One of the great and exciting challenges we have as Christian readers of the Old Testament, is to find Jesus in every book of the Bible. All of the festivals and rituals prescribed in the Old Testament point directly to, and are completely fulfilled by the finished work of Christ on the cross.

One example we can take is the Passover, which commemorates the big salvation event of the Old Testament. The nation of Israel had been under Egyptian oppression and slavery for 400 years, God delivered ten plagues or judgements on Pharaoh and his people. The last of which was to be the death of the first-born sons. In preparation of this, God told the people to take a lamb for each household, slaughter it at twilight, take some of the blood, and put it on the tops and sides of their doorposts. In this way, when the Lord came to strike the firstborn of Egypt, he would see the blood, and pass over the house and spare the firstborn son of that household.

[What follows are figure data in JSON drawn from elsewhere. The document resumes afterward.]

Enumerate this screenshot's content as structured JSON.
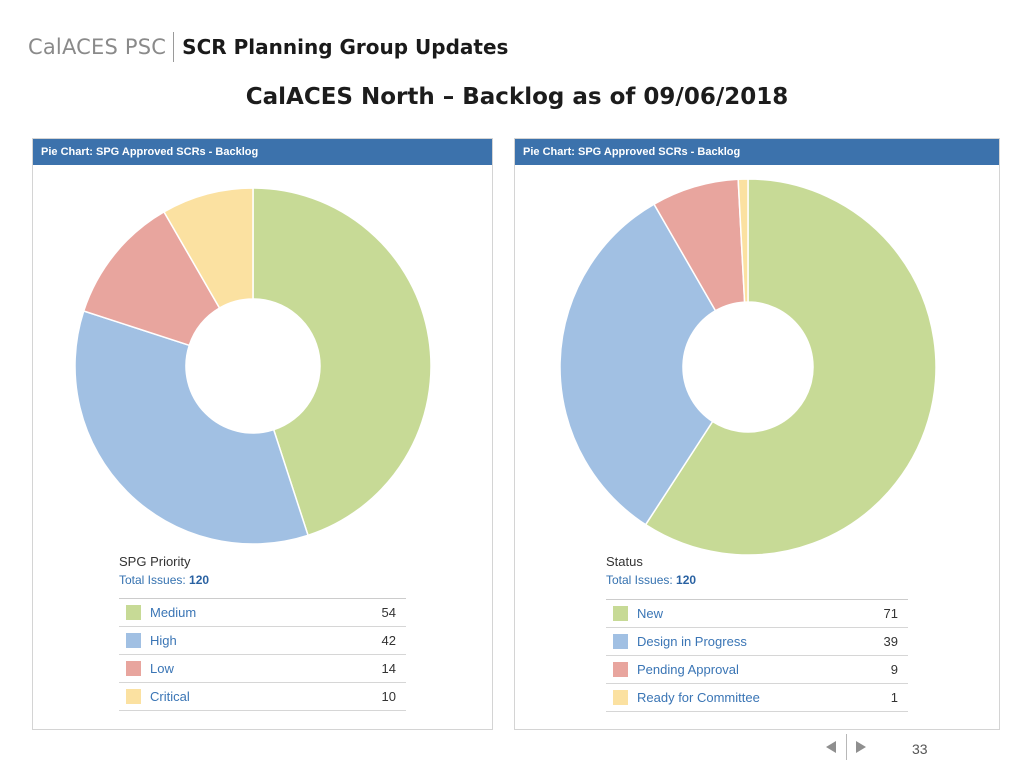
{
  "header": {
    "brand": "CalACES PSC",
    "section_title": "SCR Planning Group Updates"
  },
  "slide_title": "CalACES North – Backlog as of 09/06/2018",
  "chart_data": [
    {
      "type": "pie",
      "title": "Pie Chart: SPG Approved SCRs - Backlog",
      "dimension": "SPG Priority",
      "total_label": "Total Issues:",
      "total": 120,
      "categories": [
        "Medium",
        "High",
        "Low",
        "Critical"
      ],
      "values": [
        54,
        42,
        14,
        10
      ],
      "colors": [
        "#c7da96",
        "#a1c0e3",
        "#e8a59e",
        "#fbe1a1"
      ]
    },
    {
      "type": "pie",
      "title": "Pie Chart: SPG Approved SCRs - Backlog",
      "dimension": "Status",
      "total_label": "Total Issues:",
      "total": 120,
      "categories": [
        "New",
        "Design in Progress",
        "Pending Approval",
        "Ready for Committee"
      ],
      "values": [
        71,
        39,
        9,
        1
      ],
      "colors": [
        "#c7da96",
        "#a1c0e3",
        "#e8a59e",
        "#fbe1a1"
      ]
    }
  ],
  "footer": {
    "page_number": "33"
  }
}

We know that the result was the exodus of the nation of Israel from Egypt, and therefore they were saved from oppression and slavery. And following this, the Lord commanded them to commemorate this event once a year with the Passover meal. In the Passover meal, the bread had a particular significance. When the Hebrew women made their household bread, they took a piece of fermented dough they saved from a previous day and mixed it into their fresh flour. With time, the yeast would overtake the dough and she could then make her family’s daily bread. (After saving a piece for future baking, of course.) When God delivered the children of Israel out of Egyptian bondage, there wasn’t time to bake bread or hassle with yeast. They ate their bread unleavened.

Eating unleavened bread became a reminder of the time when God delivered the children of Israel out of bondage.

The salvation event that we look back to is the crucifixion of Jesus, and this holds significant meaning for all who have let him into their lives, and take up their cross and follow him. We continue to participate in his death and in the new covenant because we participate in his life.

Paul wrote, “Is not the cup of thanksgiving for which we give thanks a participation in the blood of Christ? And is not the bread that we break a participation in the body of Christ?”. In Communion, we show that we share in Jesus Christ. We commune with him. We are united in him.

The New Testament speaks of our sharing with Jesus in several ways. We share in his crucifixion, death, resurrection and life. Our lives are in him, and he is in us. Communion pictures this spiritual reality.

Jesus’ last supper with his disciples was at Passover. When Jesus handed the cup to the disciples, at the first Communion, they naturally would have thought of the blood of the lamb smeared on the doorpost of their ancestors’ homes in Egypt. As the disciples drank the wine, they remembered the blood covenant.

And as they ate the bread, they would have been reminded of their ancestor’s delivery from the bondage of Egypt.

But Jesus reinterpreted the wine to symbolize a new covenant. Jesus reinterpreted the bread as his body broken for them.

1 Peter 2:24 tells us that he himself bore our sins, in his body on the cross, so that we might die to sins and live for righteousness. By his wounds we are healed.

And in 1 Peter 1:18-18, we read, “knowing that you were not redeemed with perishable things like silver or gold from your futile way of life inherited from your forefathers, but with precious blood, as of a lamb unblemished and spotless, the blood of Christ."

Today, we celebrate Communion with Christ. We celebrate our unity with him.

As we partake of the ceremony, we celebrate our eternal salvation.